Carlos Almaraz was a brilliant artist whose short life intersected at significant moments with Cesar Chavez and the farm worker movement. In one of his last stories for the Los Angeles Times, Reed Johnson (whose terrific cultural reporting will be sorely missed as he moves to the Wall Street Journal’s Brazil bureau) wrote on March 9 about plans by the Los Angeles County Museum of Art to mount a major exhibition of Almaraz’s work in 2017.
According to a lengthy oral history by Almaraz and correspondence between Almaraz and Chavez, the artist’s work with the UFW during the 1970s helped him find his identity.
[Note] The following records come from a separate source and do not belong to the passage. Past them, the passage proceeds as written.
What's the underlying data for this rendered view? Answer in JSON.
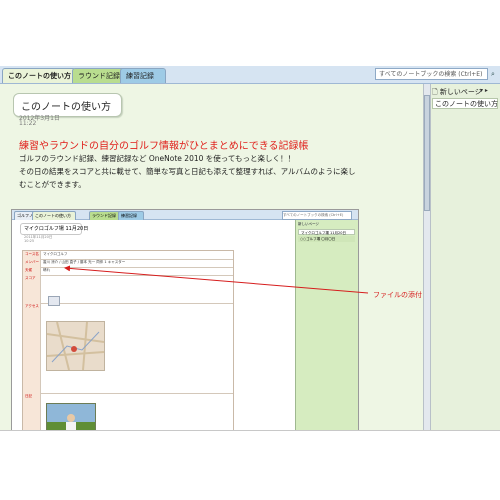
{
  "tabs": [
    {
      "label": "このノートの使い方"
    },
    {
      "label": "ラウンド記録"
    },
    {
      "label": "練習記録"
    }
  ],
  "search": {
    "placeholder": "すべてのノートブックの検索 (Ctrl+E)"
  },
  "page": {
    "title": "このノートの使い方",
    "date": "2012年3月1日",
    "time": "11:22",
    "headline": "練習やラウンドの自分のゴルフ情報がひとまとめにできる記録帳",
    "body": [
      "ゴルフのラウンド記録、練習記録など OneNote 2010 を使ってもっと楽しく！！",
      "その日の結果をスコアと共に載せて、簡単な写真と日記も添えて整理すれば、アルバムのように楽し",
      "むことができます。"
    ]
  },
  "annotation": {
    "label": "ファイルの添付",
    "color": "#d61d1d"
  },
  "right_panel": {
    "new_page": "新しいページ",
    "pages": [
      "このノートの使い方"
    ]
  },
  "embedded": {
    "tabs": [
      "ゴルフノート",
      "このノートの使い方",
      "ラウンド記録",
      "練習記録"
    ],
    "search": "すべてのノートブックの検索 (Ctrl+E)",
    "title": "マイクロゴルフ場  11月20日",
    "date": "2011年11月20日",
    "time": "10:25",
    "rows": [
      {
        "key": "コース名",
        "value": "マイクロゴルフ"
      },
      {
        "key": "メンバー",
        "value": "香川 涼介  /  山田 直子  /  藤本 光一  同伴 1 キャスター"
      },
      {
        "key": "天候",
        "value": "晴れ"
      },
      {
        "key": "スコア",
        "value": ""
      },
      {
        "key": "アクセス",
        "value": "アクセスマップ"
      },
      {
        "key": "日記",
        "value": ""
      }
    ],
    "right_new_page": "新しいページ",
    "right_pages": [
      "マイクロゴルフ場  11月20日",
      "○○ゴルフ場  〇月〇日"
    ]
  },
  "colors": {
    "accent": "#e0201b",
    "page_bg": "#eef6e4",
    "tab_green": "#b9dd8f",
    "tab_blue": "#9ecbe6"
  }
}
He worked for the UFW newspaper and painted an iconic mural for the United Farm Workers founding convention in 1973. Almaraz later rose to prominence in the LA art scene as a member of an influential collective known as Los Four. Almaraz died at 48, in 1989.
Much of his work has been scattered and the whereabouts of key pieces are unknown, and Johnson’s story details efforts by curators now to track down missing pieces – including setting up an email address and a phone line.
Below is a photo of part of the mural Almaraz did for the 1973 UFW convention. And here’s a short excerpt from “The Crusades of Cesar Chavez” about Almaraz:
Garfield High graduate Carlos Almaraz, whose paintings hung in major museums and galleries, credited his success directly to Chavez. Born in Mexico, raised in Chicago and Los Angeles, Charles Almaraz had thought of himself as a Mexican living in California until he met Luis Valdez in 1973. Almaraz changed his name to Carlos and headed to La Paz, following Valdez’s advice to seek out the leader of the farm worker movement. Almaraz volunteered to paint the mural for the UFW’s first convention, returned two years later with a team of artists to produce another mural, and worked intermittently for El Malcriado. When he found himself one semester short of his master’s in fine arts, about to be kicked out of school for failure to pay tuition, Almaraz appealed to Chavez. He sent a $400 check. “Without you and the union this might not have been possible,” Almaraz wrote Chavez upon graduating from Otis Art Institute. The artist painted a fifty-by-twenty-foot “Boycott Gallo” mural and wrote Chavez that his birthday present was waiting on a Los Angeles street corner.